Боль в раненой руке вернула Джакомо обратно на землю. Он зажал в пальцах раковину и попытался было другой рукой ее вскрыть, но предплечье тотчас свела судорога. Попробовал зубами. Безуспешно. И тут она, его Лили, застывшая в позе дремлющей кошки, быстро к нему пододвинулась. С первого раза у них ничего не получилось: Казанова неловко схватил устрицу, и она полетела под стол. Бог с ней. Но потом дело пошло на лад: Лили крепко держала раковину, а услыхав треск раздвигаемых ножом створок, выдавливала внутрь капельку лимонного сока и подносила устрицу к его губам. Тогда он — какое наслаждение! — просовывал кончик языка внутрь, подцеплял, вертел, высасывал, пока плотный комочек не проскальзывал в глотку. Голова шла кругом. А вино. А слюна, размазанная по подбородку. А возбуждающий запах устриц и пота. Джакомо хотелось, чтобы Лили тоже испытала райское наслаждение, но язычок — прелестный язычок, робко притаившийся меж не менее прелестных губок, — еще не обучен был подобного рода искусству, и вторая раковина ускакала под стол. Эту Казанове уже стало жалко, он нагнулся, а когда снова выпрямился с обретенной устрицей в руке, увидел, что Лили сбрасывает пелерину. И в следующую секунду, неведомо как, оказалась у него на коленях.

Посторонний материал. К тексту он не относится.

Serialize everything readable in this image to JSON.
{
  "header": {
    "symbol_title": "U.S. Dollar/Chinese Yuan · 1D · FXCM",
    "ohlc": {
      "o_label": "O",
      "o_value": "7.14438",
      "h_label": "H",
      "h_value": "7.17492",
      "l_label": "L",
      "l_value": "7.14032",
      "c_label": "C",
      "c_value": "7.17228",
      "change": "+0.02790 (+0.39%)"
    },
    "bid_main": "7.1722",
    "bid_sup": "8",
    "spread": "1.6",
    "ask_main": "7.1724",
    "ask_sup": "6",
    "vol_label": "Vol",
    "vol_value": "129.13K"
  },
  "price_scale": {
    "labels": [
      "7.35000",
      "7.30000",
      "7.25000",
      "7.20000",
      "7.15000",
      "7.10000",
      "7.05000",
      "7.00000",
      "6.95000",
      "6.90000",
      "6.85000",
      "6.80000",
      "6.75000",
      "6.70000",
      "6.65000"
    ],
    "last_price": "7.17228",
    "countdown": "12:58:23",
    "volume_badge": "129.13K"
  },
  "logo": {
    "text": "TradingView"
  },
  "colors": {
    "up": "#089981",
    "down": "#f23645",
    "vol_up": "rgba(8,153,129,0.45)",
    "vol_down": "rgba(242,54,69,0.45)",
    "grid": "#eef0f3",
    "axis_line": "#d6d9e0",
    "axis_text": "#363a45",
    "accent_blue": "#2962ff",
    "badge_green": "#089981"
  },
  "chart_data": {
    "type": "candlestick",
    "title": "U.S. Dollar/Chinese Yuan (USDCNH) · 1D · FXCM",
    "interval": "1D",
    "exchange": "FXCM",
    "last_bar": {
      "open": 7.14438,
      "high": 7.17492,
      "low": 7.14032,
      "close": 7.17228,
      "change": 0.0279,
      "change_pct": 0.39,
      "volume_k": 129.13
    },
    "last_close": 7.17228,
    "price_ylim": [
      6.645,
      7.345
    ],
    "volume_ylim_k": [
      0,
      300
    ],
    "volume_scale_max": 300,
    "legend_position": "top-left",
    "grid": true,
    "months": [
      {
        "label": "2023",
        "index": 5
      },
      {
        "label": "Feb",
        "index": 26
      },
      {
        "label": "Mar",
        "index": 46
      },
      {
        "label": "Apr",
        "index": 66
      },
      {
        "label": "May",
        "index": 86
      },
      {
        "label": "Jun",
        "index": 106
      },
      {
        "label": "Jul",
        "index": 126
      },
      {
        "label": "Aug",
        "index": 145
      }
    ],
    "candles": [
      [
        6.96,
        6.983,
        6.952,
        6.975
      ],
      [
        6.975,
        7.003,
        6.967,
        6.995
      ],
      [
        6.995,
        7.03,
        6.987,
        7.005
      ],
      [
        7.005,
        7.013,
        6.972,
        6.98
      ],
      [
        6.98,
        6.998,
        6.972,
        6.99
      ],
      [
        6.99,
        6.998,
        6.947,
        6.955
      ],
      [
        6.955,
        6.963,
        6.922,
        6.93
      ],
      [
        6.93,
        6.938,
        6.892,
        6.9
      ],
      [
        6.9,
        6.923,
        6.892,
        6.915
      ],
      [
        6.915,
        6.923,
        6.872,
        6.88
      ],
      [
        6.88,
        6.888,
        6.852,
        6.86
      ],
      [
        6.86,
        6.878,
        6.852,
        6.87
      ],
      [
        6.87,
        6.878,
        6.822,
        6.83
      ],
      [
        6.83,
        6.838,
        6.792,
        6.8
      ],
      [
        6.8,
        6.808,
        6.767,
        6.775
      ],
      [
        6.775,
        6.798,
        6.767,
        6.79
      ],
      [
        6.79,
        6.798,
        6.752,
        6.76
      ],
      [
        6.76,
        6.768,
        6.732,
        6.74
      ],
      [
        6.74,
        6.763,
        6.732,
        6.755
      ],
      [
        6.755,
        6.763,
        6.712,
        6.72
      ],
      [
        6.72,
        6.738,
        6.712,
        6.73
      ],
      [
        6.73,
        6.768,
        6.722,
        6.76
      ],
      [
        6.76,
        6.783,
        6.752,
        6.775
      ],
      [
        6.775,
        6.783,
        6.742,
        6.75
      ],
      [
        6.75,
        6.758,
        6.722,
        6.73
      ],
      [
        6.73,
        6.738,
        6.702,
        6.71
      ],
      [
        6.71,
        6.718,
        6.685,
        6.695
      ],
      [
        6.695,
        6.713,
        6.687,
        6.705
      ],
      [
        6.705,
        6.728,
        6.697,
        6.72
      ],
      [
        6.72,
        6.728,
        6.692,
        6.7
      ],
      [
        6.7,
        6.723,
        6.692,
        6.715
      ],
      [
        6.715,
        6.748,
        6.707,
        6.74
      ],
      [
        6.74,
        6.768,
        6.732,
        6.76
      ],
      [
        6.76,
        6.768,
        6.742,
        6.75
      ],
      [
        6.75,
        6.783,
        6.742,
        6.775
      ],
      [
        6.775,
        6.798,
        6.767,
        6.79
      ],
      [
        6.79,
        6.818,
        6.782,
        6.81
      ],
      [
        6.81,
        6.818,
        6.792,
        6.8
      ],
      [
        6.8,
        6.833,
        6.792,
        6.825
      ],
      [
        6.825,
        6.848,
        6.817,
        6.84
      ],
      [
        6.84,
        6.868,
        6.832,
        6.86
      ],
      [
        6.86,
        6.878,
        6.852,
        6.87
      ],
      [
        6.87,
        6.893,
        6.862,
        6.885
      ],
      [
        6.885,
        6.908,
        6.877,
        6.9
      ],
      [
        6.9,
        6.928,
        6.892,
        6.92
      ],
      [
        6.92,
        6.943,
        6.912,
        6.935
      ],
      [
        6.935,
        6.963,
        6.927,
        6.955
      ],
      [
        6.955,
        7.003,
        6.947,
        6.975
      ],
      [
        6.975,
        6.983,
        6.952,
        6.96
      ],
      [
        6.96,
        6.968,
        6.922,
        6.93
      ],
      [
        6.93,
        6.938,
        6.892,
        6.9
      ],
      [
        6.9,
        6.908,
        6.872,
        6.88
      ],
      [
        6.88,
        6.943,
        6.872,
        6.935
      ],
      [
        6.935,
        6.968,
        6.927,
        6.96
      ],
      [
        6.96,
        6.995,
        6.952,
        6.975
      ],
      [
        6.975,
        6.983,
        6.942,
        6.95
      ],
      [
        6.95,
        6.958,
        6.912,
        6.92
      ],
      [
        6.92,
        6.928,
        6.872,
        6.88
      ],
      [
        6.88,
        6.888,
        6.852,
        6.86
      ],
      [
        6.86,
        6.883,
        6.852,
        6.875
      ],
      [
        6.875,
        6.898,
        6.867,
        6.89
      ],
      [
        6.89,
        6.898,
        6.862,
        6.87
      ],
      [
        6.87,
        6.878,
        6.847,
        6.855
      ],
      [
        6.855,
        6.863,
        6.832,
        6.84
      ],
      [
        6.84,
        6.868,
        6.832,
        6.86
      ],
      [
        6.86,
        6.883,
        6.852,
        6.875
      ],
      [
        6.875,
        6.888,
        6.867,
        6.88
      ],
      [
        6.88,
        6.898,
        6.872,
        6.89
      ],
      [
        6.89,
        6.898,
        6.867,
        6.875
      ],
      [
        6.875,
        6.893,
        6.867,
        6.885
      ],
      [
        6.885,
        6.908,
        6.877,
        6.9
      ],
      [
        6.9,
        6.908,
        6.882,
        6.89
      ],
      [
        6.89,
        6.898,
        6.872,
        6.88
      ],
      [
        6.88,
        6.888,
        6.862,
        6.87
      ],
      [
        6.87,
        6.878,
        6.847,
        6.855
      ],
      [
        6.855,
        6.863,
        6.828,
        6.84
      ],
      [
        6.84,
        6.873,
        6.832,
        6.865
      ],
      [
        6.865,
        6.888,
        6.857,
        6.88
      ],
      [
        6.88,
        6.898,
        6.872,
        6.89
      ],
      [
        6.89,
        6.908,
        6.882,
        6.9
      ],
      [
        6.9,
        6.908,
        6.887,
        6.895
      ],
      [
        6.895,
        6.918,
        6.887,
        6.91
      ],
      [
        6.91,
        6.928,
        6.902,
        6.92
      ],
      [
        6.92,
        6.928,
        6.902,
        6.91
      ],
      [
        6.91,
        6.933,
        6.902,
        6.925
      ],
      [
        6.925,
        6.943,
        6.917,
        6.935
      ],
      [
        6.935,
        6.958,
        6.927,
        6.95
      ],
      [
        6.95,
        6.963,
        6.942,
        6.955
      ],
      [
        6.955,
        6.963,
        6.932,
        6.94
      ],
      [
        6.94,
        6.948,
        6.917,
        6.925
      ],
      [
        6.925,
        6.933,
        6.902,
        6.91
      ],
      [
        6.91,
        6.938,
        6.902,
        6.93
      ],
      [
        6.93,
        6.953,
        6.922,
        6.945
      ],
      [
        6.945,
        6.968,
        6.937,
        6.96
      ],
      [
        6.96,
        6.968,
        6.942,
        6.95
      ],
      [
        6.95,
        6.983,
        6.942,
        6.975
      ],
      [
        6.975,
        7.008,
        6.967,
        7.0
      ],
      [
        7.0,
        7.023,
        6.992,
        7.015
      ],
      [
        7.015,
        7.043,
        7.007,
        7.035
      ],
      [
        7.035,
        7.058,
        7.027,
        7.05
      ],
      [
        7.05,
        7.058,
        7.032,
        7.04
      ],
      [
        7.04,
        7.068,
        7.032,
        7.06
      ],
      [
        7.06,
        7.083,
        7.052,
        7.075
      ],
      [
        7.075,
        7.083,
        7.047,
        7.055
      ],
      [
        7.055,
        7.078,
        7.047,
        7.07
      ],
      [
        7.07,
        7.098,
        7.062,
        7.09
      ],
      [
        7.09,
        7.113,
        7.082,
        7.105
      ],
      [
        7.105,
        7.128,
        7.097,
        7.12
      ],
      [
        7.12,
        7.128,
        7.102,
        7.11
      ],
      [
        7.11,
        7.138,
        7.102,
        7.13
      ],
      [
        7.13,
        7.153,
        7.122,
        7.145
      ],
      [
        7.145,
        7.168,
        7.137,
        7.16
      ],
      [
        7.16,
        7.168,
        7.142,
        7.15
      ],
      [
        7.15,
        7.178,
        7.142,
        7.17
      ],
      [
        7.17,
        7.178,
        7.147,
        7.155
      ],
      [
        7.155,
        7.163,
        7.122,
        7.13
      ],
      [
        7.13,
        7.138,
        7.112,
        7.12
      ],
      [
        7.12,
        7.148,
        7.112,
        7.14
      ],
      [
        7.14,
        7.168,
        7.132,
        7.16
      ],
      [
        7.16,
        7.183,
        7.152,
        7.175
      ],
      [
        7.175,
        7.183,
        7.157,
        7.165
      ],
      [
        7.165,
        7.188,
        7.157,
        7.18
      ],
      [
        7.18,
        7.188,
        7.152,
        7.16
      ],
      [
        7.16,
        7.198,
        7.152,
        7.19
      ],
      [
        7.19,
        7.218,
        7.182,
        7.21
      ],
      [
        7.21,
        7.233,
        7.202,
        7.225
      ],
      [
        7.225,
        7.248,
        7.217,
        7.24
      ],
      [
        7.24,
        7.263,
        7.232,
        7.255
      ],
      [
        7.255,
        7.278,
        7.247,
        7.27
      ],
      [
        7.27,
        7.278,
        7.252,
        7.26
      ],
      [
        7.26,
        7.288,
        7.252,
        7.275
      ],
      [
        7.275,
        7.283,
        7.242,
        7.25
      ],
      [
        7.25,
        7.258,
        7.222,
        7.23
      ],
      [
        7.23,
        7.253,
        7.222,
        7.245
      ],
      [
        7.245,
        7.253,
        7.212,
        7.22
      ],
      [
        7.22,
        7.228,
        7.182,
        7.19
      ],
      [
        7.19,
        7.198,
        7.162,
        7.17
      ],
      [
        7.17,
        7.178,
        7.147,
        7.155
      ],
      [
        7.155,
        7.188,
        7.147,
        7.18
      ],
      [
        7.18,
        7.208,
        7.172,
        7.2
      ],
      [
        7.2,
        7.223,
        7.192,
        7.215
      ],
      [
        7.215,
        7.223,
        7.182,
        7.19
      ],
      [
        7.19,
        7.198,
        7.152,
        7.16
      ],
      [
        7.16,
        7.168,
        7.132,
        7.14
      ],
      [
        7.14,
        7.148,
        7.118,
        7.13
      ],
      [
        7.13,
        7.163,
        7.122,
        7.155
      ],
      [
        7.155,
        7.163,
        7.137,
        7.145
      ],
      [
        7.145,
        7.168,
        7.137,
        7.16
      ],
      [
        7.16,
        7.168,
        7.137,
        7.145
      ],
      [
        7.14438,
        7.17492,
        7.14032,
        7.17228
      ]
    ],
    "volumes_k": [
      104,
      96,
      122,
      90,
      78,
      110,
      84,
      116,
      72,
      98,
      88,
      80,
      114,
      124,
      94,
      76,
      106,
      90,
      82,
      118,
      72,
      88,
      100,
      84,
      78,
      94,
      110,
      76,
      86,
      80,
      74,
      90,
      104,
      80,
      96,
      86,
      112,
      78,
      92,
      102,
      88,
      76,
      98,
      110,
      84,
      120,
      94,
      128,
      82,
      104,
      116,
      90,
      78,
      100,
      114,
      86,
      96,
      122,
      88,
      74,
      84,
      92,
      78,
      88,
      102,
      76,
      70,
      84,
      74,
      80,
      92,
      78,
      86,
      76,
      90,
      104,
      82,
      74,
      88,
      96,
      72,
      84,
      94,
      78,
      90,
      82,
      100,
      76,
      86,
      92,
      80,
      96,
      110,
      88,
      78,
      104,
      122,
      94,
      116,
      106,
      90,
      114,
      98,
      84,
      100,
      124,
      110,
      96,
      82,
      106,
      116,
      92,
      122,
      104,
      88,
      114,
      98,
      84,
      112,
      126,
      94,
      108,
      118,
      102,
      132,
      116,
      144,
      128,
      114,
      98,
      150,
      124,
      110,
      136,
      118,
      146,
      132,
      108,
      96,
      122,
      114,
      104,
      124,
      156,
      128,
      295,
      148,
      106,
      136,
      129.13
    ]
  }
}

Пожалуй, это было несколько неожиданно, однако отнюдь не неприятно. Да и почему, сто тысяч старых дев, должно было быть неприятно? Мало ли таких девочек прошло через его постель. Он еще помнит тот вкус, настолько его память не ослабела. Кровосмешение? Подумаешь! А Леония? Он обладал обеими, матерью и дочкой, в одну и ту же ночь. И ничего, мир не перевернулся. Обе были ему благодарны. Устаревший, достойный черни предрассудок.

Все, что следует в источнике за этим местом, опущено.